One of the tricks is to stitch up the entire upper and add the velcro or buckle after the shoe is off the last.
The full sides is the design type I was going for.

Tuesday, March 3, 2015

Shoe Making: Women's Custom Shank - Insole

Over the years I have tried almost every way imaginable to make High Heel insoles for my theatrical works and have settled on this method as my 1st choice.

For me it is not a place to spend a lot of time and once you've been thru the process it is really straight forward.

1st go to the next few Estate sales in your area and buy heeled shoes that are close to the same height as you are planning. I would say plus or minus a 1/2" height and plus or minus 1 shoe size will be fine. Get a couple they are cheep.

Next (this is fun but takes some practice) tear them apart. This is a great excuse to take shoes apart and see what the production house does. The heel is on really well and I recommend putting it into a vice and hammering a large screwdriver in between (two one from each side) the heel (usually plastic) and the sole. Carefully pry all around until it comes loose. Or take it to a shoe repair man, he'll have it off in seconds.

They look like this, you don't care about the BoF area that will be made to fit your last.
This very hard cardboard material is extremely durable and has the Shank imbedded into it; thats what we are after.
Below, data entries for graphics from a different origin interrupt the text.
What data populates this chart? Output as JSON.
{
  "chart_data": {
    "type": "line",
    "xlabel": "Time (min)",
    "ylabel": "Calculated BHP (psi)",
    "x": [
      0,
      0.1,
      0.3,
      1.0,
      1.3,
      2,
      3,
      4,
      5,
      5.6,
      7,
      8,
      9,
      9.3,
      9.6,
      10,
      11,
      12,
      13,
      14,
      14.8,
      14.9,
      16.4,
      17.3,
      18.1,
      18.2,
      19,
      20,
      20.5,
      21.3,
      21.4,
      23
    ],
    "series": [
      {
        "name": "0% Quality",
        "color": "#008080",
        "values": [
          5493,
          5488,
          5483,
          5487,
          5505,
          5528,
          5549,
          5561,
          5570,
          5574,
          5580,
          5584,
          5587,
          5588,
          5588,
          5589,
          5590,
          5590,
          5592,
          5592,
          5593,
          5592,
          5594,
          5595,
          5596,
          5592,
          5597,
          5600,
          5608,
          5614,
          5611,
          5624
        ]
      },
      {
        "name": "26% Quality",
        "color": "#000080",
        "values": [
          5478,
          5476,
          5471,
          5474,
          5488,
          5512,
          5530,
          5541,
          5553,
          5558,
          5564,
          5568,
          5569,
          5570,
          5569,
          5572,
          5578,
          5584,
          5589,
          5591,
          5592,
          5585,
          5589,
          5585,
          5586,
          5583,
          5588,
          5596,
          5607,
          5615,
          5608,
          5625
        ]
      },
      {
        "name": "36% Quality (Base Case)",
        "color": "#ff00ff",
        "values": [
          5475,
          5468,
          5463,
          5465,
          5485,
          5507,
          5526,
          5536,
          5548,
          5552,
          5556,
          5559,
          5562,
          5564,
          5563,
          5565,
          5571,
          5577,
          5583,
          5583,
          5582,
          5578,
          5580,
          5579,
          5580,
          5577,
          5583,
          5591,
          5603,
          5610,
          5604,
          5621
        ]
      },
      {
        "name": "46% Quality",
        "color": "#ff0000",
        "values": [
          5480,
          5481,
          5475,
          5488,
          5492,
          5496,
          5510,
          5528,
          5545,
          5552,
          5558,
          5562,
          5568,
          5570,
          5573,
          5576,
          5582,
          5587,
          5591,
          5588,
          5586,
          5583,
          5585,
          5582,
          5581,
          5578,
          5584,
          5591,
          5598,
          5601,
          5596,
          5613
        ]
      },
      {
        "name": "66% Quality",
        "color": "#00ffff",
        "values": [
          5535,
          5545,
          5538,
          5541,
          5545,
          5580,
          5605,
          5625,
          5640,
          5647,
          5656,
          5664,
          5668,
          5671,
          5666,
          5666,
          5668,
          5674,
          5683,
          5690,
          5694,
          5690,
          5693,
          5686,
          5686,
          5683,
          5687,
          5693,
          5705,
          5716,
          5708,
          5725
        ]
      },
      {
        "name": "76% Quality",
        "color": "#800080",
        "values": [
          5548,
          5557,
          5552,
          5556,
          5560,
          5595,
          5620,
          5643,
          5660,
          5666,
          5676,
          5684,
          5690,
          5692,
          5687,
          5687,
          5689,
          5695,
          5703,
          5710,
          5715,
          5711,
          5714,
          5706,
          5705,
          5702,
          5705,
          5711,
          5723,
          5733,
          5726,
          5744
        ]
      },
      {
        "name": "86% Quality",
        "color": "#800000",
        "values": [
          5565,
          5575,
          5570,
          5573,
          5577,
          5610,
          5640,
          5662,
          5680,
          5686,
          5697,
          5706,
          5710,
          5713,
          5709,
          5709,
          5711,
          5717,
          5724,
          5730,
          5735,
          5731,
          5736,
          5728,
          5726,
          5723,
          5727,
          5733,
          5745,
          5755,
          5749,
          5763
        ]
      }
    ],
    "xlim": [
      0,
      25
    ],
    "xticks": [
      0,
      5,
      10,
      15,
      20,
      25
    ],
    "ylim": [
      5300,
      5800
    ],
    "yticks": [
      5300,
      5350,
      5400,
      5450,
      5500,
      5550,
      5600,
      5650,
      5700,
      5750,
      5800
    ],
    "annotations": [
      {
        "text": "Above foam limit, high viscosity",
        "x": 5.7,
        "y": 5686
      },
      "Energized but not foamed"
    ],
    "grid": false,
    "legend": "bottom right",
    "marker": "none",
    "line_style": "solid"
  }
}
There are two ways to re-curve the shank encased in the insole. The trick is to go slow and make an absolute match to your last. Technically the shank is a piece of hardened or spring steel, it will bend to a new shape if moved far enough, if you use the hammer method hold the piece with a pair of pliers. Its trial and error until you get the shape correct, make it exact because you don't want to revisit this step later.

Skive and and glue two over size pieces of leather as shown.

Form to your last in your favorite manner.

Cut and grind to fit.

If you are reattaching the old heel or any production heel and the height does not exactly match your last you must regrind the mating surfaces so that the heel looks and lands in the right spot.

Attachment of the heel is critical and time consuming but done correctly the 1st time you will never have to rework it. Of all of your construction the heel attachment is paramount! it must not come off during use.
Use the holes where the original fasteners were in the insole we have scavenged, do not bother trying to drill thru the shank, it will never happen.